Today’s
Bible Gateway Verse
A new command I give you:
Love one another. As I have loved you, so you must love one another. By this
everyone will know that you are my disciples, if you love one another.
—John 13:34-35 (NIV)
Love one another. It is
not a suggestion. It is a command, and it is new because the One who has just
spoken it is about to reveal its depth by giving His life. Not ever in the history
of time has someone loved to this degree. Not ever before has a person, who has
no sin, taken on the sin of the world out of the purest of love and given His
life unconditionally. So this kind of love has never before been demonstrated. It
is a new command because Jesus has prepared himself to offer it. Just before
speaking this new command he has washed the disciples’ feet and revealed the one
who will betray him and the one who will deny Him.
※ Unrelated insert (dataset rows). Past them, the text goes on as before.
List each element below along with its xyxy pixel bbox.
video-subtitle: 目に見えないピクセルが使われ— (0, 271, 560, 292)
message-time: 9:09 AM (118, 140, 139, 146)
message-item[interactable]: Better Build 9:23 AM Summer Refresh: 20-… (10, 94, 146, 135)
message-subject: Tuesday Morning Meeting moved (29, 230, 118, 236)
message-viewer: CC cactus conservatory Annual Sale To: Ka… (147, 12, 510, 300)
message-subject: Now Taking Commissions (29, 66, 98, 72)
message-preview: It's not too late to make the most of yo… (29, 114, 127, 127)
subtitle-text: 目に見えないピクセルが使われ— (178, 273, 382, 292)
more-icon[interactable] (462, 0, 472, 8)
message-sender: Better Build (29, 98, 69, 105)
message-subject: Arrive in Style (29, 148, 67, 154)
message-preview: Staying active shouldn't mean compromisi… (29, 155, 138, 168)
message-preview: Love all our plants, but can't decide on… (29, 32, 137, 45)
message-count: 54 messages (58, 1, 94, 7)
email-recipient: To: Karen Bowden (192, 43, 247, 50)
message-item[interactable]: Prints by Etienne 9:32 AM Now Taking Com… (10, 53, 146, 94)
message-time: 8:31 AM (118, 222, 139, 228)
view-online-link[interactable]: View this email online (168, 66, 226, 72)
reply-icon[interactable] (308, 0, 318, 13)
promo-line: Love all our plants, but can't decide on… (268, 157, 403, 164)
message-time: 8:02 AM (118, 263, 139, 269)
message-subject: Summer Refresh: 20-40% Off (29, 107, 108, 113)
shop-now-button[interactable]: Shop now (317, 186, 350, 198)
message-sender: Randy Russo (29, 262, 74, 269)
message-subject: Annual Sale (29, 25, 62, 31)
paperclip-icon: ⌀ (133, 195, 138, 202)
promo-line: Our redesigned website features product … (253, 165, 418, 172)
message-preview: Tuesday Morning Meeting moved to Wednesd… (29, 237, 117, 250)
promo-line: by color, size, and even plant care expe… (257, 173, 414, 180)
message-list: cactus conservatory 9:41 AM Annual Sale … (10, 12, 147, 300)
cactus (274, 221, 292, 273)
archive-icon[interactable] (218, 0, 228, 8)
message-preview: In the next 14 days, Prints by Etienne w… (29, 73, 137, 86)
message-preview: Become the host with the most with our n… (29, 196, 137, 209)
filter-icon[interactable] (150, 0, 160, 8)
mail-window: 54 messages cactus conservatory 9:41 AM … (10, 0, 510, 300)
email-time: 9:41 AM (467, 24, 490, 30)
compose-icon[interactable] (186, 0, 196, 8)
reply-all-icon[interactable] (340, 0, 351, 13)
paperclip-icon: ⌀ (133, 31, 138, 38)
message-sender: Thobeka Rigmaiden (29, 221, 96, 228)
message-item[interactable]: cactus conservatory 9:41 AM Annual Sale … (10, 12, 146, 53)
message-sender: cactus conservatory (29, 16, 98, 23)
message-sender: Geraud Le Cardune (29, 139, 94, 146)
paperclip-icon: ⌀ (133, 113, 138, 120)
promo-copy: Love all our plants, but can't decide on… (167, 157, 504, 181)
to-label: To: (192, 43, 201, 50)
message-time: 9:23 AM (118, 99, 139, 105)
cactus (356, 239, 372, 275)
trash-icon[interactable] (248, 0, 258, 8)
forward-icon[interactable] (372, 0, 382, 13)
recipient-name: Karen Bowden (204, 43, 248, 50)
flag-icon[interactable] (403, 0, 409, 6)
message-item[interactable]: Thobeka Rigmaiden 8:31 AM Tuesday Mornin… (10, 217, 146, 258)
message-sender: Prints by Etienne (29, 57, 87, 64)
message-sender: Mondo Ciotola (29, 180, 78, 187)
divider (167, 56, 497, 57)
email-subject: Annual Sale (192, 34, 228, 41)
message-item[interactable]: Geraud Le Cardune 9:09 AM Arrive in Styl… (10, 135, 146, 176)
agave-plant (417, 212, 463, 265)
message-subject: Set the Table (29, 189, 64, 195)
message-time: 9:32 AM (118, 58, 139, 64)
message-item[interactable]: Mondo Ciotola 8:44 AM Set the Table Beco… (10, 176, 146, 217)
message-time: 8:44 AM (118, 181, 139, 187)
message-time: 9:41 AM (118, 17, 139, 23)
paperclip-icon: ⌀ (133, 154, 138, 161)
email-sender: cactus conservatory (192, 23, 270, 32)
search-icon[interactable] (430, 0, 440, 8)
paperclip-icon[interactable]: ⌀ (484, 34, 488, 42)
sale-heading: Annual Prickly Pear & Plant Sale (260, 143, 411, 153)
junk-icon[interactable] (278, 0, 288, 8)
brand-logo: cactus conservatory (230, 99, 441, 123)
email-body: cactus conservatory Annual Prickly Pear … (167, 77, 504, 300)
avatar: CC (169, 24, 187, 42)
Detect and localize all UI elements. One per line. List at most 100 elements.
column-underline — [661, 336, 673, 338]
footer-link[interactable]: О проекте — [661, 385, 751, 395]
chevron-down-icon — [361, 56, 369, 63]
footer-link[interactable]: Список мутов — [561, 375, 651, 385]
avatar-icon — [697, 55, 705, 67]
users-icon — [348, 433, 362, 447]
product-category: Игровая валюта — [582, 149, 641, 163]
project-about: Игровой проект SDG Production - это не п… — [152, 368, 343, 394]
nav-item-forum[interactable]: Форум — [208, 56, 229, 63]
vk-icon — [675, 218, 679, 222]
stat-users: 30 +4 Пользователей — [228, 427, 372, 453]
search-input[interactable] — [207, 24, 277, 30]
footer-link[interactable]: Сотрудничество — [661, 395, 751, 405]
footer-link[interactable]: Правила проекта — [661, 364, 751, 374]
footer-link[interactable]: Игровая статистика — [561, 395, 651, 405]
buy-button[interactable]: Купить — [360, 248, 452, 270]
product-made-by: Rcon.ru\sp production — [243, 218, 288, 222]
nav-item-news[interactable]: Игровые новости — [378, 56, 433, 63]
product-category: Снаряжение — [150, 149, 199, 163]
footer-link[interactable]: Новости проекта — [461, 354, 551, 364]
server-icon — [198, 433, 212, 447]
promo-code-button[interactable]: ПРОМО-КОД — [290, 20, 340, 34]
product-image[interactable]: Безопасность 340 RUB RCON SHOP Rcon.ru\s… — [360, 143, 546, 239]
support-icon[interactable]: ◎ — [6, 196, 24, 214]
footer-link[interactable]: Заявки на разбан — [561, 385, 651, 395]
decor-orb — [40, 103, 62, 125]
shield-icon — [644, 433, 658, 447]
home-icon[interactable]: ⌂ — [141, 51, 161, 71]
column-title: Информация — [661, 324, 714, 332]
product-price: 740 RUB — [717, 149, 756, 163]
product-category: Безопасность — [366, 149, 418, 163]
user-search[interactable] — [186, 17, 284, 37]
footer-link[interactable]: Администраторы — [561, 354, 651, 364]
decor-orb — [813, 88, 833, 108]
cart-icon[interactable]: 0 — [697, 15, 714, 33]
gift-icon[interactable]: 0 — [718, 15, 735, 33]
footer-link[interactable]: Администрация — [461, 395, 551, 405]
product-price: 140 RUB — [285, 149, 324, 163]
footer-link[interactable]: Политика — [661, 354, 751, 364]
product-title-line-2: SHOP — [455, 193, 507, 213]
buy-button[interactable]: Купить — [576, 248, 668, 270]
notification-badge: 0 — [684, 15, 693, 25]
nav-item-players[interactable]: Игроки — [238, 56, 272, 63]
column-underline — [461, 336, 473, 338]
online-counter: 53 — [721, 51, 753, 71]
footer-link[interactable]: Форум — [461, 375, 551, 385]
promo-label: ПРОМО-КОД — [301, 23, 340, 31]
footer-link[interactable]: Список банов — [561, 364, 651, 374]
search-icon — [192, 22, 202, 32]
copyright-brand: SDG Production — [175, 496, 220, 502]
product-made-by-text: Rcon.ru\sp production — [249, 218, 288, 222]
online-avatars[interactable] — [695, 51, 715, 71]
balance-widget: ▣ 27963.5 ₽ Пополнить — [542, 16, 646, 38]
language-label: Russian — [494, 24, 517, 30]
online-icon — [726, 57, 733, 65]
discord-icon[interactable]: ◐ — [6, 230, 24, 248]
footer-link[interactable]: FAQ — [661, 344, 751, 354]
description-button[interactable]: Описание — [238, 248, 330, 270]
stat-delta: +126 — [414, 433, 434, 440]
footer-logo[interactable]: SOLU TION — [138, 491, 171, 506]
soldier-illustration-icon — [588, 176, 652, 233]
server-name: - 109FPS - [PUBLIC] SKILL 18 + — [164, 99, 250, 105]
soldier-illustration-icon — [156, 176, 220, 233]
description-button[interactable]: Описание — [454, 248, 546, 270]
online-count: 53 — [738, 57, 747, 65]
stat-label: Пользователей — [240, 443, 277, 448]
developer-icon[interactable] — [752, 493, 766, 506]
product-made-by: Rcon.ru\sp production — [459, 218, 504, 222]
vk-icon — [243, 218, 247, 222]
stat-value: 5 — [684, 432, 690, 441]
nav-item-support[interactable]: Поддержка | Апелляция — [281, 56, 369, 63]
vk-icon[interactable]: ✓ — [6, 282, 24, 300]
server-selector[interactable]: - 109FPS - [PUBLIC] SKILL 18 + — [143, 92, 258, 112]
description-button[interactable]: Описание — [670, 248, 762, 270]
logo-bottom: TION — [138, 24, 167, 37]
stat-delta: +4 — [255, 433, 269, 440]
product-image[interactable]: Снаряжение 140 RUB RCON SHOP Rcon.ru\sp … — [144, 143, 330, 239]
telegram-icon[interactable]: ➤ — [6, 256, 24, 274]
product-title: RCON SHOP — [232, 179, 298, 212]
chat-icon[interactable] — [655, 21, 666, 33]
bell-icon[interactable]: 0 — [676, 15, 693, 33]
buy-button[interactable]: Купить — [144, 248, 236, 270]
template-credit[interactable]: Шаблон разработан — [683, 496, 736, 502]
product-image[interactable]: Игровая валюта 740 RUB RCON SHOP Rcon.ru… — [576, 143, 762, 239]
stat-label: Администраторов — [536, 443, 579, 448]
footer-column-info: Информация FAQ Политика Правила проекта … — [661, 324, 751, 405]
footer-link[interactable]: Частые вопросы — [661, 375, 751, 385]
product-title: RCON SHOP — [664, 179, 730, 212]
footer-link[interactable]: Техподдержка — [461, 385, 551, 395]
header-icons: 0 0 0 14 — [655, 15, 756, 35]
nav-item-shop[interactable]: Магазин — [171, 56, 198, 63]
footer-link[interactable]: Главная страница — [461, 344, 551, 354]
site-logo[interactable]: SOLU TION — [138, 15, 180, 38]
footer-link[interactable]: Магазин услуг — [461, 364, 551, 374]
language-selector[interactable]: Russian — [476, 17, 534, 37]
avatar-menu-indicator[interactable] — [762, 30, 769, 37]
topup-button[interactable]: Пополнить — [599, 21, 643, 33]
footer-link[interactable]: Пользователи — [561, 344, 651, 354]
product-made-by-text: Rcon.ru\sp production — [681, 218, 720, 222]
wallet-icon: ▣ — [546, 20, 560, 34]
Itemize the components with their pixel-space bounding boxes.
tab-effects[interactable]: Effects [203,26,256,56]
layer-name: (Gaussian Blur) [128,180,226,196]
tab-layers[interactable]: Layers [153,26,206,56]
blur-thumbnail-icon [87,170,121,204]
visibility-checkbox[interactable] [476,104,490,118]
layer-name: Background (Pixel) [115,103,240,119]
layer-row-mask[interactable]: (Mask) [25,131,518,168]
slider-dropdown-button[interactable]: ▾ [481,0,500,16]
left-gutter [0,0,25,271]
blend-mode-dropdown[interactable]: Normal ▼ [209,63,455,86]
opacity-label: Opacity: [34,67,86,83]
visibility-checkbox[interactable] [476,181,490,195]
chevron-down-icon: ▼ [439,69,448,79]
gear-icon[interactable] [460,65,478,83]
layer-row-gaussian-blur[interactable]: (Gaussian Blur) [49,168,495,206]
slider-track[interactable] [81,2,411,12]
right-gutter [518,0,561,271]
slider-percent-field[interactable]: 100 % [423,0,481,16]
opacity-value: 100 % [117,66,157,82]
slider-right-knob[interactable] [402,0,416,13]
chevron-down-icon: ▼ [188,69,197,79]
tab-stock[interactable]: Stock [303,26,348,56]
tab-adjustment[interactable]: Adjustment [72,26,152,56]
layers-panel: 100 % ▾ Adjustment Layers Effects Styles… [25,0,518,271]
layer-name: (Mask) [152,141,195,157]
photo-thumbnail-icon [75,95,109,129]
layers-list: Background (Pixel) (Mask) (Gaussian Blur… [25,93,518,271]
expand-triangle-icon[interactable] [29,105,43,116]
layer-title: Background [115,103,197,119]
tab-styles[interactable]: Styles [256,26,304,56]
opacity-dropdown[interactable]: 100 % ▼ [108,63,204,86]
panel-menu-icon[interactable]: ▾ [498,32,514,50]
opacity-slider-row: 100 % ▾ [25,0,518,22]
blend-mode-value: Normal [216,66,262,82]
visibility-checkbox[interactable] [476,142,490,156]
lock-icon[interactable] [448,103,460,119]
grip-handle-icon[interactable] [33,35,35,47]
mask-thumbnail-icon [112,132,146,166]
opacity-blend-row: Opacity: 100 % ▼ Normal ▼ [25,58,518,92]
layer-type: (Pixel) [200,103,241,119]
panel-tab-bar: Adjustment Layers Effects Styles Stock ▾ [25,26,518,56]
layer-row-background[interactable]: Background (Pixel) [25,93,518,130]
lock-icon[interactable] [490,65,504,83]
He has made himself less,
and then has revealed the human greed and deception living in human hearts. He
knows they don’t get it. Gethsemane waits where the disciples will sleep, and Calvary
waits for Him alone. And there mercy and grace with flow from the Savior who
has just said, “Love as I have loved you.”
As He has loved us, we
are also to love so everyone will know that we are His disciples—that we belong
to Him. But what has happened to the mercy and grace that flowed at Calvary?
Has it really changed us? We say we
love. We say the words. Yet so often we do as the world and bicker and argue
among ourselves and find fault and hold grudges and judge. The new command that
He confirmed—by giving up any “rights” and offering His life—has not
transformed and renewed. We have not been renewed by the Holy Spirit in the
spirit of our mind. We have not allowed the love of Calvary to transform us to its
greatest depth and in its greatest purpose. We have not allowed it to set us
free from self. And if we think “that’s not me”, remember that wasn’t Peter
either.
This is a daily offering—laying
down of self, and allowing Jesus to transform and renew. Self was crucified on
Calvary. A new command was given—that we are to love as he has loved us. Allow
the love that put you first on Calvary, to renew and fill your heart with His
love and not your own. Human love is fickle, but His loves beyond
measure—beyond fault—beyond “rights”. It
is the purest mercy and the unstoppable grace that conquers self. Cry out in
surrender, just as Peter, “Not just my feet, Lord, but wash all of me.” The
love of Calvary can’t be measured, but it can change our hearts and be lived.